The only thing not to love about a frameless shower is the price. This shower enclosure combination is a real

showstopper if you are able to wiggle it in to your upgrade design center allowance. By not having a frame, your shower will feel bigger and more open. To achieve the frameless shower glass look but to prevent any sort of future water leakage, I recommend doing the frameless with side channel mounts which will ensure the water stays in without compromising the look of a frameless shower.

 

5. Storage-$$$$$

Additional storage can be very expensive in a bathroom depending on the form of storage you want and can directly affect the layout, which is the driver of cost.
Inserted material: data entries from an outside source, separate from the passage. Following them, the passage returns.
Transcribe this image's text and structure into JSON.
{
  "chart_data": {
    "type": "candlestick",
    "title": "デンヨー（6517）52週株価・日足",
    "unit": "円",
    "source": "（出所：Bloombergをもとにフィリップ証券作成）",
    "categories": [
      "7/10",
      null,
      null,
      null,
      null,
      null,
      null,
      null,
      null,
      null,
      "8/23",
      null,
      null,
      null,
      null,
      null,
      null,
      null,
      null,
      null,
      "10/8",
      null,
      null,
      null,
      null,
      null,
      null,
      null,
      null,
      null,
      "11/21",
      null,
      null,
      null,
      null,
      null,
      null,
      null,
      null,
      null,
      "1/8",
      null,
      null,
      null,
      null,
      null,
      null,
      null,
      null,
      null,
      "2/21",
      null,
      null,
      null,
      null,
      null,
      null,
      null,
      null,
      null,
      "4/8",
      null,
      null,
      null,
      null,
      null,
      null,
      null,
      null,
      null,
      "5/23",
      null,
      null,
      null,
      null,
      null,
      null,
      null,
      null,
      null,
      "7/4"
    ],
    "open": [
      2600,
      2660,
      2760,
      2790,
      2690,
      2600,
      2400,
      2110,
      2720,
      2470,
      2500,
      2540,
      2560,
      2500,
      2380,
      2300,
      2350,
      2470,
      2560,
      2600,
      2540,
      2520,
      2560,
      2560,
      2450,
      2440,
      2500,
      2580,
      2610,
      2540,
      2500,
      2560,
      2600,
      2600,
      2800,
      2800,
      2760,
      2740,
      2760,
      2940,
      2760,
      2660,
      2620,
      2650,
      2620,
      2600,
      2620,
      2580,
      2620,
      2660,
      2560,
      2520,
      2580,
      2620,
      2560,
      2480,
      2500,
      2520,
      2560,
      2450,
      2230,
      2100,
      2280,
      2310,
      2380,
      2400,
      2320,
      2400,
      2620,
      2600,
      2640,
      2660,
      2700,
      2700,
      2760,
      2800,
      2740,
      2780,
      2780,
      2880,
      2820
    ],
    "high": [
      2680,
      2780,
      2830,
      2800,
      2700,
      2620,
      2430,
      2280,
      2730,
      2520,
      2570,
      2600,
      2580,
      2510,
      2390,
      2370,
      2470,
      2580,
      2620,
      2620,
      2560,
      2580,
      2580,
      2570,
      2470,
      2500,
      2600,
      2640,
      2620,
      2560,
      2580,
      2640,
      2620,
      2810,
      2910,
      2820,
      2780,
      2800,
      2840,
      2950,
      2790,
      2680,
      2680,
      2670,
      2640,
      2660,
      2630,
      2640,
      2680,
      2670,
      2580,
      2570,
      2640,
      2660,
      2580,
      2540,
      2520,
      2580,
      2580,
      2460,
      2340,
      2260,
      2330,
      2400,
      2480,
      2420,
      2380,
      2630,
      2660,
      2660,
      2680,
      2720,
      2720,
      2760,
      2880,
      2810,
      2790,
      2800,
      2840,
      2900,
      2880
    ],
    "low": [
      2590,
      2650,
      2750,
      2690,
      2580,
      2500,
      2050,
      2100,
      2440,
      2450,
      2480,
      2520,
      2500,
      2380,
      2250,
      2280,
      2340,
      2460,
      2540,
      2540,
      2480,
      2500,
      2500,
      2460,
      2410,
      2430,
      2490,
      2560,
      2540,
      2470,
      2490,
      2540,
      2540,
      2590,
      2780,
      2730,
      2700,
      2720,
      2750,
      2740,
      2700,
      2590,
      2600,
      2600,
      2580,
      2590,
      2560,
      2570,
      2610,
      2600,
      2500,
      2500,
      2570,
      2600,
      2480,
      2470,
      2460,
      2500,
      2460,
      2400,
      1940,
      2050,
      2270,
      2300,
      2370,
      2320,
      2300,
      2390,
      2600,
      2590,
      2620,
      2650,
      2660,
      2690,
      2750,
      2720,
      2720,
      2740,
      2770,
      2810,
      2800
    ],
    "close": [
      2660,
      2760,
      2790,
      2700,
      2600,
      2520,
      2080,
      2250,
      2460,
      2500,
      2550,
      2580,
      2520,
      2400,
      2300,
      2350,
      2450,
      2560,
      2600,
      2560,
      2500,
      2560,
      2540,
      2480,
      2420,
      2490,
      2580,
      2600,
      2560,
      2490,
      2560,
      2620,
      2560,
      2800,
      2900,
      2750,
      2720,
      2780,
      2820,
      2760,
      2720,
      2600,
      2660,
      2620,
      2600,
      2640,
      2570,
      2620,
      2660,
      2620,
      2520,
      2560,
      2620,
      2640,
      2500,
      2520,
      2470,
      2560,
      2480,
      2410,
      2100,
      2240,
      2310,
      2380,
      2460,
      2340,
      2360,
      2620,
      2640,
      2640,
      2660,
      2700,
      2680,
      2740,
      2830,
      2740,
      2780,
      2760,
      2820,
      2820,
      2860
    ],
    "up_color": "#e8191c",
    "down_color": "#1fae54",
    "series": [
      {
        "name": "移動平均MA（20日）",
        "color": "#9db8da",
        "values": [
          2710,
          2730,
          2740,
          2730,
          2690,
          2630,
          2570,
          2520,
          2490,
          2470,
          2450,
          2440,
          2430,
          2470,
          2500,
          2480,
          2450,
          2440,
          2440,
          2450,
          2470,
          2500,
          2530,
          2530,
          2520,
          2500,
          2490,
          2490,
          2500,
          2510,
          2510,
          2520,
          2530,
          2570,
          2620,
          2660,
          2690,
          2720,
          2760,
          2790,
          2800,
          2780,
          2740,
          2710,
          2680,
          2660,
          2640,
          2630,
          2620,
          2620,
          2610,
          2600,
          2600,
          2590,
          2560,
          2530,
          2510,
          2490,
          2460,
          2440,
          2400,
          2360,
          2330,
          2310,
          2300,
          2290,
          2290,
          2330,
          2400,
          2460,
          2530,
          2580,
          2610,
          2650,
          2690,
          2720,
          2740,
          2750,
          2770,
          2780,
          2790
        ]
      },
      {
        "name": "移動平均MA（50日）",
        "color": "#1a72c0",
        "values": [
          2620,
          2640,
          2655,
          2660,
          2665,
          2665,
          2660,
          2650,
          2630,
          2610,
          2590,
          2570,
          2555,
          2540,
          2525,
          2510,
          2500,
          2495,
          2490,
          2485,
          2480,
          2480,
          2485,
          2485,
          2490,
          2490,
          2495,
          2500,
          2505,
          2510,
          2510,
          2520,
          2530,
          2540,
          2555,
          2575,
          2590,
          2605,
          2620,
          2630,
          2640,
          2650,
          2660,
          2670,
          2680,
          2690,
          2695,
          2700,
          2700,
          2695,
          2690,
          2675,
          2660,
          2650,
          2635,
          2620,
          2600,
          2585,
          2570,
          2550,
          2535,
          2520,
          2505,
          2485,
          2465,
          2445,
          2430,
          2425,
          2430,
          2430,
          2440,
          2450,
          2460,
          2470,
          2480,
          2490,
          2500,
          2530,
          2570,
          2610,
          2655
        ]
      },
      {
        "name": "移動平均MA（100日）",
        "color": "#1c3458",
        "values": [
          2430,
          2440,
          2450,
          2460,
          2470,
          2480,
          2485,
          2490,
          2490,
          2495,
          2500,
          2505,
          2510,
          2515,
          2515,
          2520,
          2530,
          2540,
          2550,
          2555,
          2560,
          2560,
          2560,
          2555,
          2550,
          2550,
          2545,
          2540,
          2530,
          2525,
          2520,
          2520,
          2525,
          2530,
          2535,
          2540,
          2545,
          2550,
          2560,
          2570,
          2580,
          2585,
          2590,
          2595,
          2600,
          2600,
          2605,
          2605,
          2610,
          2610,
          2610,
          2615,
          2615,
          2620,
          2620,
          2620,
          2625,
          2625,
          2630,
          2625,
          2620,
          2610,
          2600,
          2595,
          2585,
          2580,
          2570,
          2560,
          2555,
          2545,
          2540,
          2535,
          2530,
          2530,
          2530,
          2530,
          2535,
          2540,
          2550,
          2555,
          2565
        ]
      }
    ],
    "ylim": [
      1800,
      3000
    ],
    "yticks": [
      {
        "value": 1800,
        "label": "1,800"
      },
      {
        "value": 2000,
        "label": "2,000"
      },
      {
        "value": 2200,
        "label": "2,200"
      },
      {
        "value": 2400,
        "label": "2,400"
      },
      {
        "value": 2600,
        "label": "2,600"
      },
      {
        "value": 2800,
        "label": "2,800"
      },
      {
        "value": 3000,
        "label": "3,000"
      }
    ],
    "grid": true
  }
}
Additional storage can be achieved with adding drawers to the cabinetry, medicine cabinets, or cabinets over the commodes, which are referred to as “head knockers”.  For cost purposes, it is less expensive to frame/drywall a linen closet in a bathroom than it would be to build a linen closet with the cabinetry company. My favorite hidden storage comes in the form of a framed-in medicine cabinet by Roburn. This particular Uplift medicine cabinet also functions as a decorative mirror as well as an additional light source. This stunner would definitely be an item you would want to plan with your builder or remodeler from the beginning or the project to ensure the proper framing and electrical work.